I have a dictionary users
with 1748 elements as (showing only the first 12 elements)-
defaultdict(int,
{'470520068': 1,
'2176120173': 1,
'145087572': 3,
'23047147': 1,
'526506000': 1,
'326311693': 1,
'851106379': 4,
'161900469': 1,
'3222966471': 1,
'2562842034': 1,
'18658617': 1,
'73654065': 4,})
and another dictionary partition
with 452743 elements as(showing first 42 elements)-
{'609232972': 4,
'975151075': 4,
'14247572': 4,
'2987788788': 4,
'3064695250': 2,
'54097674': 3,
'510333371': 0,
'34150587': 4,
'26170001': 0,
'1339755391': 3,
'419536996': 4,
'2558131184': 2,
'23068646': 6,
'2781517567': 3,
'701206260771905541': 4,
'754263126': 4,
'33799684': 0,
'1625984816': 4,
'4893416104': 3,
'263520530': 3,
'60625681': 4,
'470528618': 3,
'4512063372': 6,
'933683112': 3,
'402379005': 4,
'1015823005': 2,
'244673821': 0,
'3279677882': 4,
'16206240': 4,
'3243924564': 6,
'2438275574': 6,
'205941266': 3,
'330723222': 1,
'3037002897': 0,
'75454729': 0,
'3033154947': 6,
'67475302': 3,
'922914019': 6,
'2598199242': 6,
'2382444216': 3,
'1388012203': 4,
'3950452641': 5,}
The keys in users
(all unique) are all in partition
and also are repeated with different values(and also partition
contains some extra keys which is not of our use).
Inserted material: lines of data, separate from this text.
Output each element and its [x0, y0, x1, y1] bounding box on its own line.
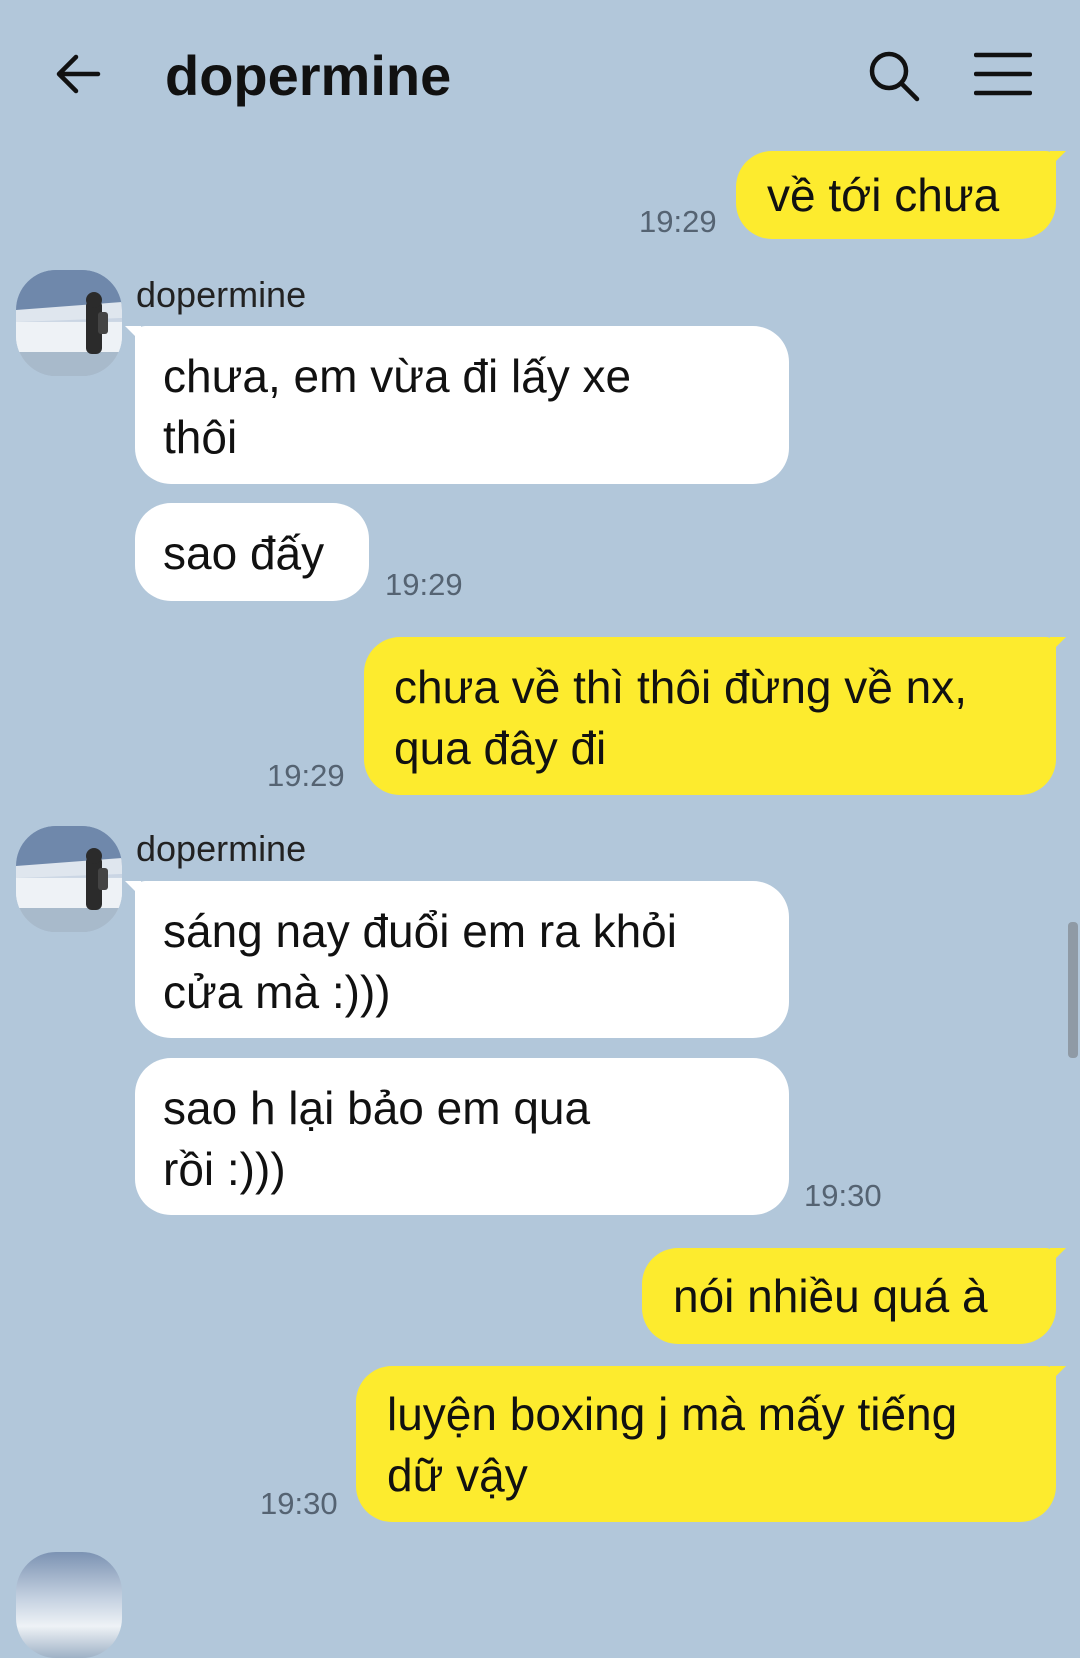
outgoing-message[interactable]: luyện boxing j mà mấy tiếng dữ vậy: [356, 1366, 1066, 1522]
message-time: 19:29: [639, 204, 717, 239]
sender-name: dopermine: [136, 828, 307, 869]
search-icon[interactable]: [866, 48, 922, 104]
outgoing-message[interactable]: chưa về thì thôi đừng về nx, qua đây đi: [364, 637, 1066, 795]
message-time: 19:30: [260, 1486, 338, 1521]
arrow-left-icon[interactable]: [52, 48, 104, 100]
avatar[interactable]: [16, 270, 122, 376]
chat-header: dopermine: [0, 0, 1080, 150]
message-time: 19:30: [804, 1178, 882, 1213]
incoming-message[interactable]: sao h lại bảo em qua rồi :))): [135, 1058, 789, 1215]
incoming-message[interactable]: sáng nay đuổi em ra khỏi cửa mà :))): [125, 881, 789, 1038]
incoming-message[interactable]: sao đấy: [135, 503, 369, 601]
sender-name: dopermine: [136, 274, 307, 315]
avatar[interactable]: [16, 826, 122, 932]
avatar-photo: [16, 270, 122, 376]
outgoing-message[interactable]: về tới chưa: [736, 151, 1066, 239]
message-time: 19:29: [267, 758, 345, 793]
avatar-photo: [16, 826, 122, 932]
incoming-message[interactable]: chưa, em vừa đi lấy xe thôi: [125, 326, 789, 484]
scrollbar[interactable]: [1068, 922, 1078, 1058]
avatar[interactable]: [16, 1552, 122, 1658]
message-time: 19:29: [385, 567, 463, 602]
hamburger-menu-icon[interactable]: [974, 50, 1032, 98]
chat-title: dopermine: [165, 44, 452, 107]
outgoing-message[interactable]: nói nhiều quá à: [642, 1248, 1066, 1344]
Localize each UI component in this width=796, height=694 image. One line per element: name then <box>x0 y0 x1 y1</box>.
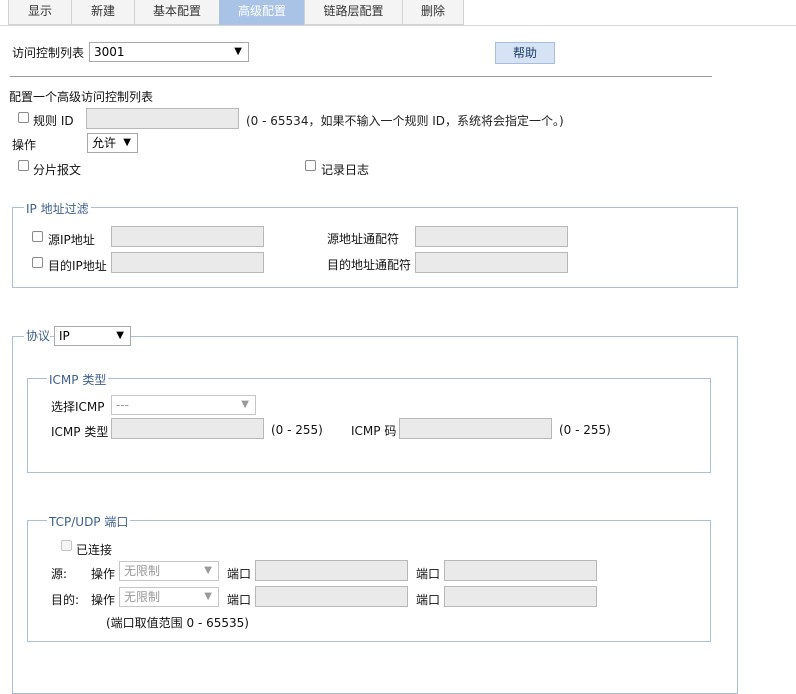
icmp-select-value: --- <box>116 398 129 412</box>
dst-ip-checkbox[interactable] <box>32 257 43 268</box>
icmp-select-label: 选择ICMP <box>51 400 105 414</box>
tab-advanced-config[interactable]: 高级配置 <box>219 0 305 25</box>
src-op-label: 操作 <box>91 567 116 581</box>
acl-select-value: 3001 <box>94 45 125 59</box>
tab-basic-config[interactable]: 基本配置 <box>134 0 220 25</box>
src-ip-checkbox[interactable] <box>32 231 43 242</box>
operation-select[interactable]: 允许 ▼ <box>87 133 138 153</box>
ip-filter-legend: IP 地址过滤 <box>24 200 91 217</box>
tcpudp-legend: TCP/UDP 端口 <box>47 513 131 530</box>
log-label: 记录日志 <box>321 163 370 177</box>
icmp-code-input[interactable] <box>399 418 552 439</box>
icmp-code-label: ICMP 码 <box>351 424 397 438</box>
dst-port1-input[interactable] <box>255 586 408 607</box>
triangle-down-icon: ▼ <box>123 137 131 148</box>
triangle-down-icon: ▼ <box>204 591 212 602</box>
acl-label: 访问控制列表 <box>12 46 85 60</box>
dst-ip-input[interactable] <box>111 252 264 273</box>
triangle-down-icon: ▼ <box>234 46 242 57</box>
divider <box>10 76 712 77</box>
protocol-legend: 协议 <box>24 327 51 344</box>
dst-port1-label: 端口 <box>227 593 252 607</box>
icmp-type-label: ICMP 类型 <box>51 425 109 439</box>
src-op-select-value: 无限制 <box>124 564 161 578</box>
protocol-label: 协议 <box>26 329 51 343</box>
acl-select[interactable]: 3001 ▼ <box>89 42 249 62</box>
src-port1-input[interactable] <box>255 560 408 581</box>
help-button[interactable]: 帮助 <box>495 42 555 64</box>
icmp-code-range: (0 - 255) <box>559 423 611 437</box>
dst-op-select-value: 无限制 <box>124 590 161 604</box>
dst-wildcard-label: 目的地址通配符 <box>327 258 412 272</box>
section-title: 配置一个高级访问控制列表 <box>9 90 154 104</box>
tab-bar: 显示 新建 基本配置 高级配置 链路层配置 删除 <box>0 0 796 26</box>
src-wildcard-input[interactable] <box>415 226 568 247</box>
icmp-select[interactable]: --- ▼ <box>111 395 256 415</box>
dst-ip-label: 目的IP地址 <box>48 259 107 273</box>
rule-id-label: 规则 ID <box>33 114 74 128</box>
operation-label: 操作 <box>12 138 37 152</box>
icmp-type-input[interactable] <box>111 418 264 439</box>
dst-port2-input[interactable] <box>444 586 597 607</box>
triangle-down-icon: ▼ <box>241 399 249 410</box>
fragment-label: 分片报文 <box>33 163 82 177</box>
tab-link-layer-config[interactable]: 链路层配置 <box>304 0 403 25</box>
tab-new[interactable]: 新建 <box>71 0 135 25</box>
tab-delete[interactable]: 删除 <box>402 0 464 25</box>
dst-port2-label: 端口 <box>416 593 441 607</box>
triangle-down-icon: ▼ <box>116 330 124 341</box>
dst-op-label: 操作 <box>91 593 116 607</box>
log-checkbox[interactable] <box>305 160 316 171</box>
rule-id-input[interactable] <box>86 108 239 129</box>
operation-select-value: 允许 <box>92 136 117 150</box>
dst-wildcard-input[interactable] <box>415 252 568 273</box>
ip-filter-fieldset <box>12 207 738 288</box>
dst-port-label: 目的: <box>51 593 80 607</box>
src-ip-label: 源IP地址 <box>48 233 95 247</box>
src-port2-label: 端口 <box>416 567 441 581</box>
port-range-hint: (端口取值范围 0 - 65535) <box>106 616 249 630</box>
icmp-type-range: (0 - 255) <box>271 423 323 437</box>
protocol-select-value: IP <box>59 329 70 343</box>
protocol-select[interactable]: IP ▼ <box>54 326 131 346</box>
rule-id-hint: (0 - 65534，如果不输入一个规则 ID，系统将会指定一个。) <box>246 114 564 128</box>
src-wildcard-label: 源地址通配符 <box>327 232 400 246</box>
fragment-checkbox[interactable] <box>18 160 29 171</box>
src-port1-label: 端口 <box>227 567 252 581</box>
rule-id-checkbox[interactable] <box>18 112 29 123</box>
established-label: 已连接 <box>76 543 113 557</box>
icmp-legend: ICMP 类型 <box>47 371 109 388</box>
src-ip-input[interactable] <box>111 226 264 247</box>
dst-op-select[interactable]: 无限制 ▼ <box>119 587 219 607</box>
src-op-select[interactable]: 无限制 ▼ <box>119 561 219 581</box>
triangle-down-icon: ▼ <box>204 565 212 576</box>
tab-display[interactable]: 显示 <box>8 0 72 25</box>
src-port-label: 源: <box>51 567 68 581</box>
src-port2-input[interactable] <box>444 560 597 581</box>
established-checkbox[interactable] <box>61 540 72 551</box>
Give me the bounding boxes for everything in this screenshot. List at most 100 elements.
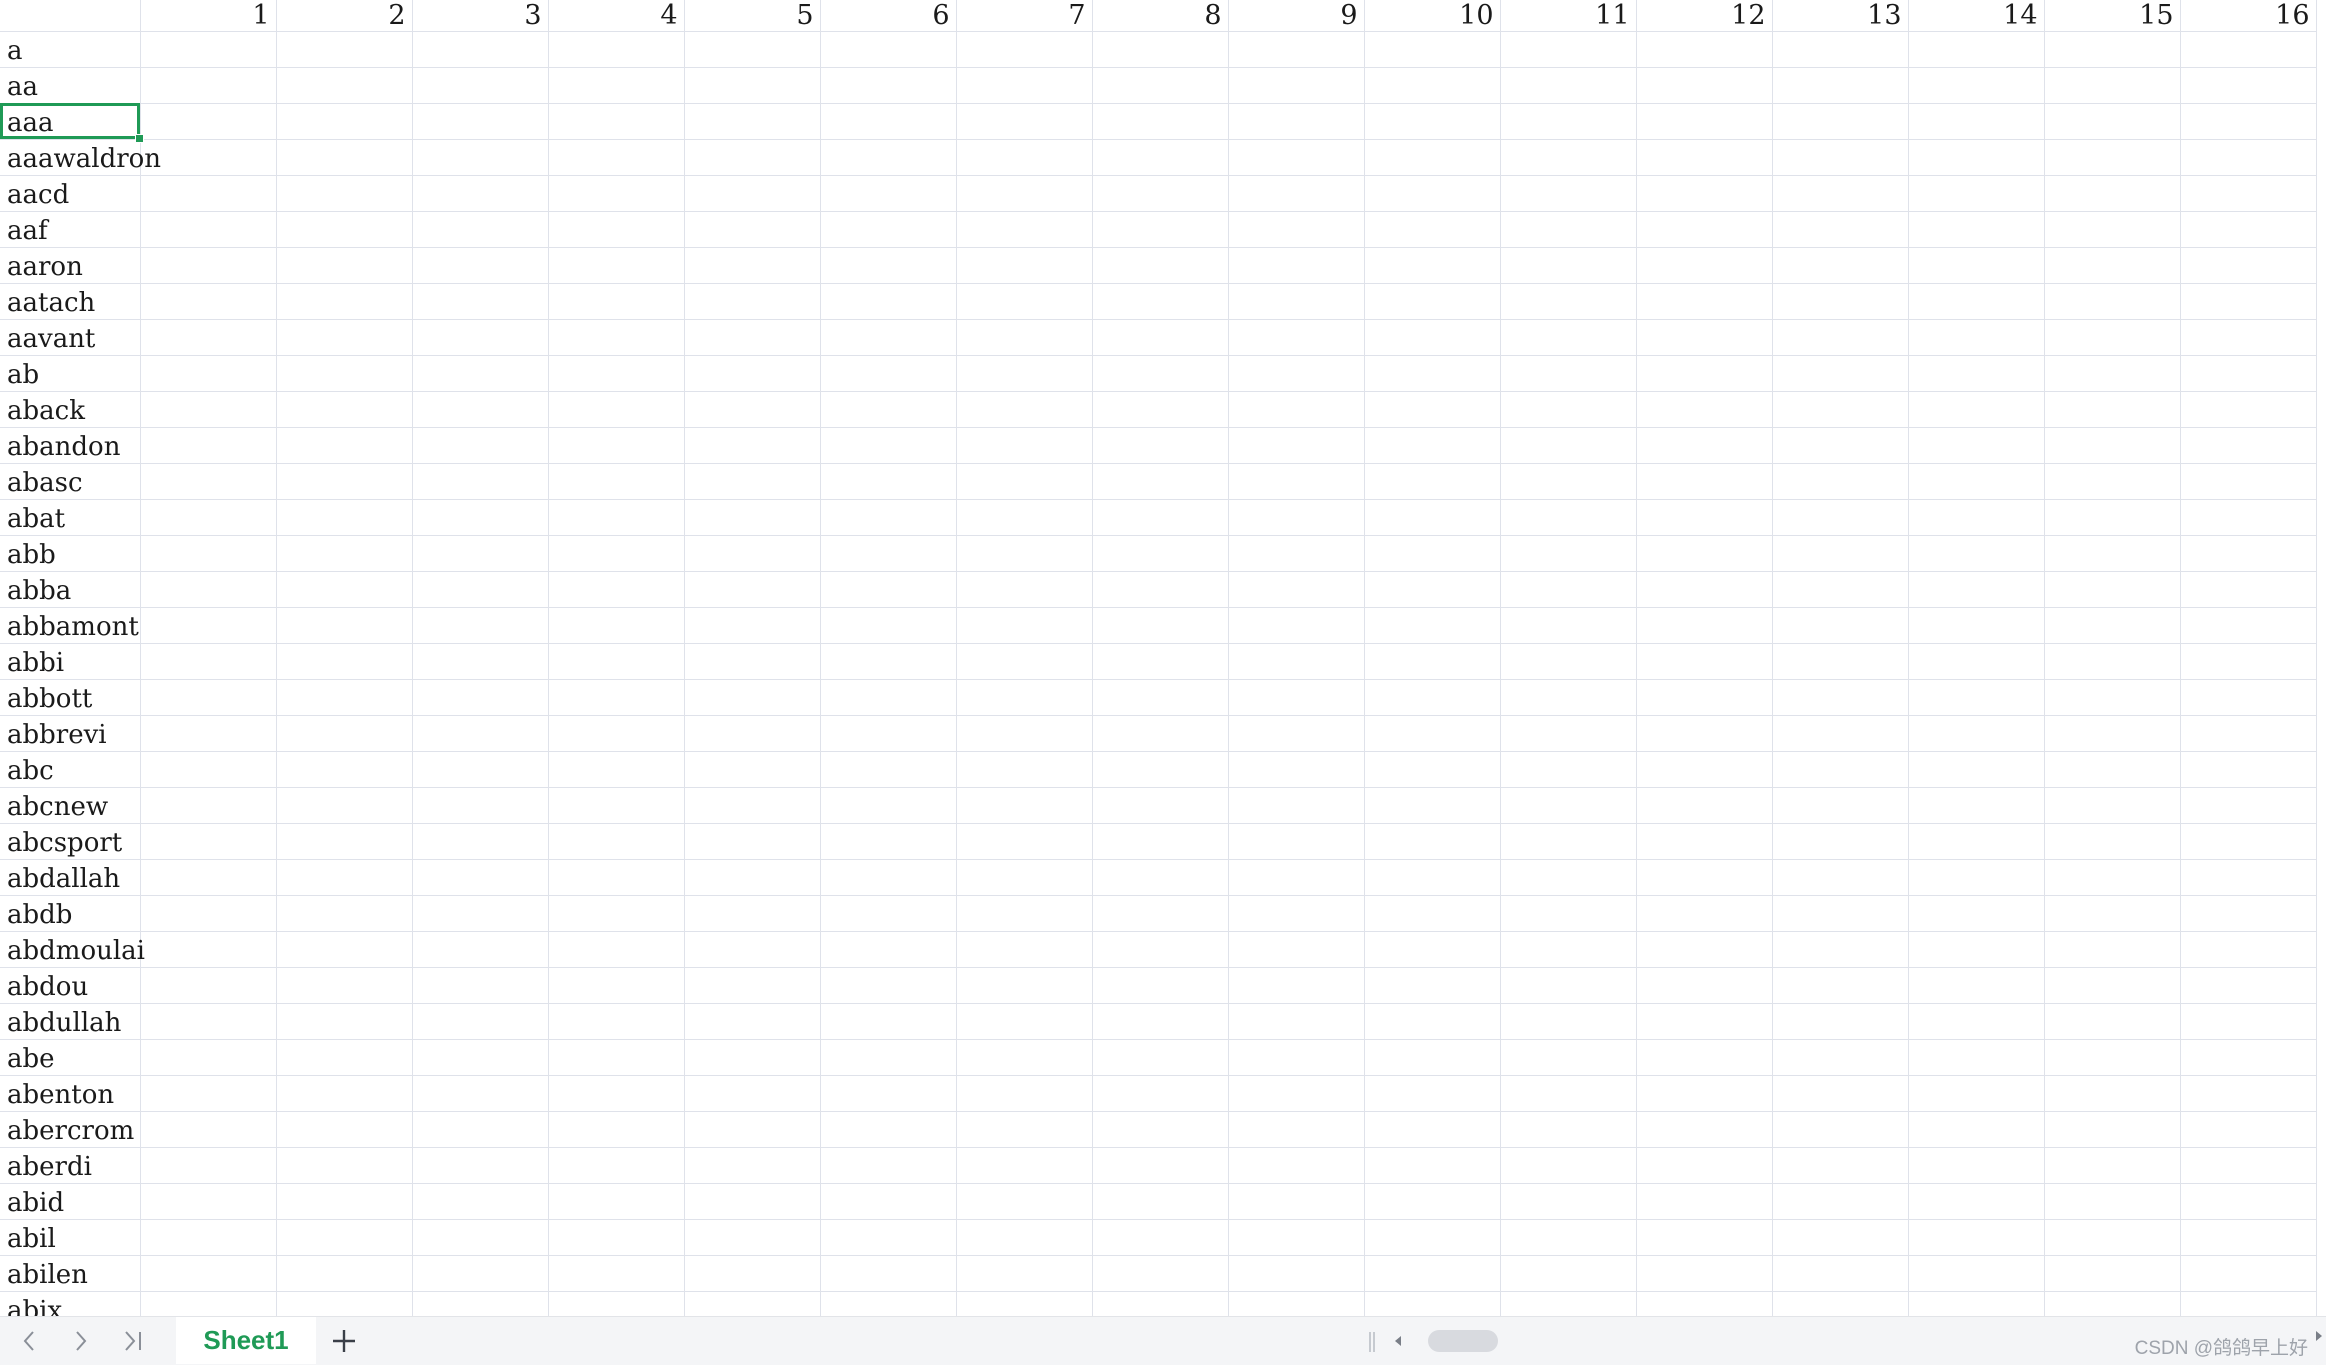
cell[interactable] — [1228, 895, 1365, 932]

What I want is a new dictionary final
which connects the keys of users
matching with those of partition
with the values of partition
, i.e. if I have '145087572' as a key in users
and the same key has been repeated twice or thrice in partition
with different values as: {'145087572':2, '145087572':3,'145087572':7} then I should get all these three elements in the new dictionary final
. Also I have to store this dictionary as a key:value RDD.
Here's what I tried:
user_key=list(users.keys())
final=[]
for x in user_key:
s={x:partition.get(x) for x in partition}
final.append(s)
After running this code my laptop stops to respond (the code still shows [*]) and I have to restart it. May I know that is there any problem with my code and a more efficient way to do this.